In the March primary, 8,019 were cast in which 34.45% of Tallapoosa County's 31,122 voters cast a ballot in Democrat and Republican primaries. Tuesday, 6,057 cast votes in the Tallapoosa County Republican primary runoff for a 19.33% turnout. There were no Democratic ballots to be cast in Tallapoosa County.
After an overtime season of campaigning, former Auburn football Tommy Tuberville bested President Donald Trump outcast Jeff Sessions across the state and Tallapoosa County.
Tallapoosa County easily favored the old ball coach, casting 4,742 votes for Tuberville for 78.46% of the total. Sessions received 1,302 votes in Tallapoosa County.

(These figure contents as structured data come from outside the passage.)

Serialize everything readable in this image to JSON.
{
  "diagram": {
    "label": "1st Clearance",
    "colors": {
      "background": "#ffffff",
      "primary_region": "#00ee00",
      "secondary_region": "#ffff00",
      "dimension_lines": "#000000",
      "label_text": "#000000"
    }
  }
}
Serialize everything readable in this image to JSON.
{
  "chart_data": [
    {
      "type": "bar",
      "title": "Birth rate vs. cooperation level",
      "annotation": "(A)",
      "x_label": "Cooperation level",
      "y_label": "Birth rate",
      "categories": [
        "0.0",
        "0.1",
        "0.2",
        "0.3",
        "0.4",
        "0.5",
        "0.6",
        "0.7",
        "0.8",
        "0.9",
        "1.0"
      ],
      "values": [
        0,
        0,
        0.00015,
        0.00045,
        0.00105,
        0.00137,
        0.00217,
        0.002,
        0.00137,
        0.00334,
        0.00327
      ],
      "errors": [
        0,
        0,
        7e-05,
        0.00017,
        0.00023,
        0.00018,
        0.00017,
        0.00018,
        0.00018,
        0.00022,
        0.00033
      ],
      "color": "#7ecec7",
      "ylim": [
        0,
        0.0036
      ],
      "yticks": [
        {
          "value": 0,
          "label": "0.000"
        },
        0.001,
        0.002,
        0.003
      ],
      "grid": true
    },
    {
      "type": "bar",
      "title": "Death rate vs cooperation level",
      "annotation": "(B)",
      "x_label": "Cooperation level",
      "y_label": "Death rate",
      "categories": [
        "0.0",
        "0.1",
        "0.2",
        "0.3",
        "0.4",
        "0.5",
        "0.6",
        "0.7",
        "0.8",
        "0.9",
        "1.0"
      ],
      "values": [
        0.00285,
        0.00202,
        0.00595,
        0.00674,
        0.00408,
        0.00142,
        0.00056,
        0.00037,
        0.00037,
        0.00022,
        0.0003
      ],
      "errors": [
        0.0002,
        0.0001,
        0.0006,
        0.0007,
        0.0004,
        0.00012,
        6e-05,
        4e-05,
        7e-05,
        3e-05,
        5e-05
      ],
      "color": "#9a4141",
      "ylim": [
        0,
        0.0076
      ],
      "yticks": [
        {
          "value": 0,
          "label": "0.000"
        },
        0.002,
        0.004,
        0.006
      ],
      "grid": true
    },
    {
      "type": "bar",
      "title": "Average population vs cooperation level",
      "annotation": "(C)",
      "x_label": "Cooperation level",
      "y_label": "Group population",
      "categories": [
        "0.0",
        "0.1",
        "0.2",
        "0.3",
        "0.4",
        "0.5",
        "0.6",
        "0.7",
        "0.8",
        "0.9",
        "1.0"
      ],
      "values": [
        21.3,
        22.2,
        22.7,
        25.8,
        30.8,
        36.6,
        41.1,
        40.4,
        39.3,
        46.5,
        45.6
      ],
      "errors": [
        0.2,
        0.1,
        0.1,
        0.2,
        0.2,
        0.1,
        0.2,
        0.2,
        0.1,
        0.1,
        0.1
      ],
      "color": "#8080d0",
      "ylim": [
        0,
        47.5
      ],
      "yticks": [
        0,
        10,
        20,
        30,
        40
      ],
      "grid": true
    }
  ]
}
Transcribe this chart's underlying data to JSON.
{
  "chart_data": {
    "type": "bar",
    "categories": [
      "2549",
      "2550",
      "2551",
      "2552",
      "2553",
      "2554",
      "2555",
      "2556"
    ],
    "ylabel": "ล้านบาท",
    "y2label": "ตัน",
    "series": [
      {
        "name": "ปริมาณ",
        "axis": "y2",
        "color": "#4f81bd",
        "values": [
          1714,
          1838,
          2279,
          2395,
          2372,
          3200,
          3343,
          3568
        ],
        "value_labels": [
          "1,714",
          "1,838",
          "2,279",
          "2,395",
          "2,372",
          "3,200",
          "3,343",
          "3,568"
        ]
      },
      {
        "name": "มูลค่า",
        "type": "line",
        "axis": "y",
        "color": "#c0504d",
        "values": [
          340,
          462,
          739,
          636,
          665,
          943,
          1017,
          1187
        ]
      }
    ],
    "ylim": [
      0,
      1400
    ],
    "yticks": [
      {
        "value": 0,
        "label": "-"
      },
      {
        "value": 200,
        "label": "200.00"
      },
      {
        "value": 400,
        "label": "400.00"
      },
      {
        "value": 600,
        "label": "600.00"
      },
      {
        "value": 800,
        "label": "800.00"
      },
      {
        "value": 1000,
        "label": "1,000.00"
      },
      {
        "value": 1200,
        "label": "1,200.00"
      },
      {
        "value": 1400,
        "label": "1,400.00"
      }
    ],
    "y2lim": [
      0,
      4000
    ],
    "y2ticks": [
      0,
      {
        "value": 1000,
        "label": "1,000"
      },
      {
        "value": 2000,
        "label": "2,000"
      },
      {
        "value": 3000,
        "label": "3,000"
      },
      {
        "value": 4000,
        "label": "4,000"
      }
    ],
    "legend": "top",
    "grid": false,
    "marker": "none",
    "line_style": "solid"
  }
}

Statewide Tuberville was ahead of the former U.S. Attorney General and former U.S. Senator 2 to 1. Tuberville will face incumbent Democrat U.S. Sen. Doug Jones in November's General Election.
Tallapoosa County sided with incumbent Beth Kellum for Criminal Court of Appeals Judge Place 2 with 3,192 votes to Will Smith's 2,124 votes. Across Alabama, Kellum had a 10-point lead with 30% of boxes still out at Outlook press time.
With just over 6,000 voters casting ballots across Tallapoosa County, East said Tuesday night as results were coming into the Tallapoosa County Courthouse, there might still be things to learn ahead of November's General Election that appears will have a large turnout with U.S. president on the ballot.
“Our poll workers handled (Tuesday) well,” East said. “We will circle up with poll workers to see how we can improve.”